Brůna Tomáš, Lomsadze Alexandre, Borodovsky Mark
School of Biological Sciences, Georgia Institute of Technology, Atlanta, GA 30332, USA.
Wallace H. Coulter Department of Biomedical Engineering, Georgia Institute of Technology, Atlanta, GA 30332, USA.
NAR Genom Bioinform. 2020 Jun;2(2):lqaa026. doi: 10.1093/nargab/lqaa026. Epub 2020 May 13.
We have made several steps toward creating a fast and accurate algorithm for gene prediction in eukaryotic genomes. First, we introduced an automated method for efficient gene finding, GeneMark-ES, with parameters trained in iterative mode. Next, in GeneMark-ET we proposed a method of integration of unsupervised training with information on intron positions revealed by mapping short RNA reads. Now we describe GeneMark-EP, a tool that utilizes another source of external information, a protein database, readily available prior to the start of a sequencing project. A new specialized pipeline, ProtHint, initiates massive protein mapping to genome and extracts hints to splice sites and translation start and stop sites of potential genes.
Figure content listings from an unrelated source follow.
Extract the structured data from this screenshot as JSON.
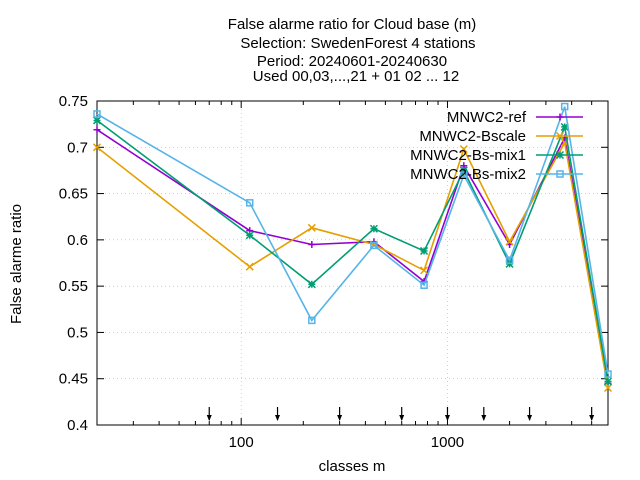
{
  "chart_data": {
    "type": "line",
    "title_lines": [
      "False alarme ratio  for Cloud base (m)",
      "Selection: SwedenForest      4 stations",
      "Period: 20240601-20240630",
      "Used 00,03,...,21 + 01 02 ... 12"
    ],
    "xlabel": "classes m",
    "ylabel": "False alarme ratio",
    "xscale": "log",
    "xlim": [
      20,
      6000
    ],
    "ylim": [
      0.4,
      0.75
    ],
    "yticks": [
      "0.4",
      "0.45",
      "0.5",
      "0.55",
      "0.6",
      "0.65",
      "0.7",
      "0.75"
    ],
    "xticks": [
      "100",
      "1000"
    ],
    "grid": true,
    "legend_position": "top-right",
    "arrow_markers_x": [
      70,
      150,
      300,
      600,
      1000,
      1500,
      2500,
      5000
    ],
    "x": [
      20,
      110,
      220,
      440,
      770,
      1200,
      2000,
      3700,
      6000
    ],
    "series": [
      {
        "name": "MNWC2-ref",
        "color": "#9400d3",
        "marker": "plus",
        "values": [
          0.719,
          0.61,
          0.595,
          0.598,
          0.555,
          0.68,
          0.595,
          0.71,
          0.445
        ]
      },
      {
        "name": "MNWC2-Bscale",
        "color": "#e69f00",
        "marker": "cross",
        "values": [
          0.7,
          0.571,
          0.613,
          0.595,
          0.567,
          0.698,
          0.598,
          0.705,
          0.44
        ]
      },
      {
        "name": "MNWC2-Bs-mix1",
        "color": "#009e73",
        "marker": "star",
        "values": [
          0.729,
          0.605,
          0.552,
          0.612,
          0.588,
          0.675,
          0.574,
          0.722,
          0.447
        ]
      },
      {
        "name": "MNWC2-Bs-mix2",
        "color": "#56b4e9",
        "marker": "box",
        "values": [
          0.736,
          0.64,
          0.513,
          0.594,
          0.551,
          0.67,
          0.578,
          0.744,
          0.455
        ]
      }
    ]
  }
}
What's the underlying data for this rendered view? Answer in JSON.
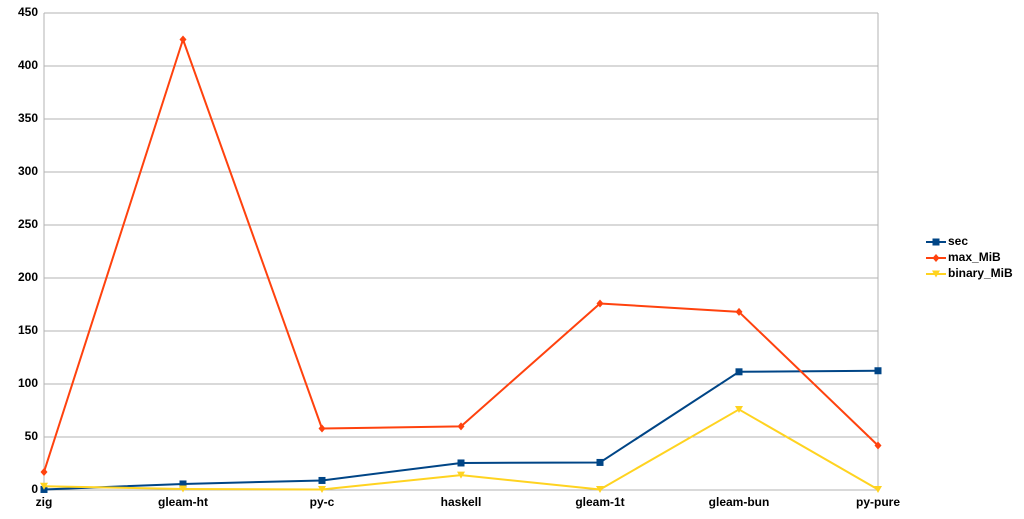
{
  "chart_data": {
    "type": "line",
    "categories": [
      "zig",
      "gleam-ht",
      "py-c",
      "haskell",
      "gleam-1t",
      "gleam-bun",
      "py-pure"
    ],
    "series": [
      {
        "name": "sec",
        "color": "#004586",
        "marker": "square",
        "values": [
          0.5,
          5.7,
          9,
          25.5,
          26,
          111.5,
          112.5
        ]
      },
      {
        "name": "max_MiB",
        "color": "#ff420e",
        "marker": "diamond",
        "values": [
          17,
          425,
          58,
          60,
          176,
          168,
          42
        ]
      },
      {
        "name": "binary_MiB",
        "color": "#ffd320",
        "marker": "triangle-down",
        "values": [
          3.5,
          1,
          0.5,
          14,
          0.5,
          76,
          0.5
        ]
      }
    ],
    "ylim": [
      0,
      450
    ],
    "yticks": [
      0,
      50,
      100,
      150,
      200,
      250,
      300,
      350,
      400,
      450
    ],
    "grid": true,
    "legend": "right"
  }
}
GeneMark-EP uses the hints to improve estimation of model parameters as well as to adjust coordinates of predicted genes if they disagree with the most reliable hints (the -EP+ mode). Tests of GeneMark-EP and -EP+ demonstrated improvements in gene prediction accuracy in comparison with GeneMark-ES, while the GeneMark-EP+ showed higher accuracy than GeneMark-ET. We have observed that the most pronounced improvements in gene prediction accuracy happened in large eukaryotic genomes.
我们在创建一种用于真核生物基因组基因预测的快速且准确的算法方面已经迈出了几步。首先,我们引入了一种用于高效基因发现的自动化方法——GeneMark-ES,其参数是在迭代模式下训练得到的。接下来,在GeneMark-ET中,我们提出了一种将无监督训练与通过映射短RNA reads揭示的内含子位置信息相结合的方法。现在我们描述GeneMark-EP,这是一种利用另一种外部信息源——蛋白质数据库的工具,该数据库在测序项目开始之前即可获取。一种新的专门流程ProtHint启动对基因组的大规模蛋白质映射,并提取潜在基因的剪接位点以及翻译起始和终止位点的线索。GeneMark-EP利用这些线索来改进模型参数的估计,并且如果预测基因的坐标与最可靠的线索不一致(-EP+模式),还会调整预测基因的坐标。与GeneMark-ES相比,GeneMark-EP和-EP+的测试表明基因预测准确性有所提高,而GeneMark-EP+显示出比GeneMark-ET更高的准确性。我们观察到,基因预测准确性最显著的提高发生在大型真核生物基因组中。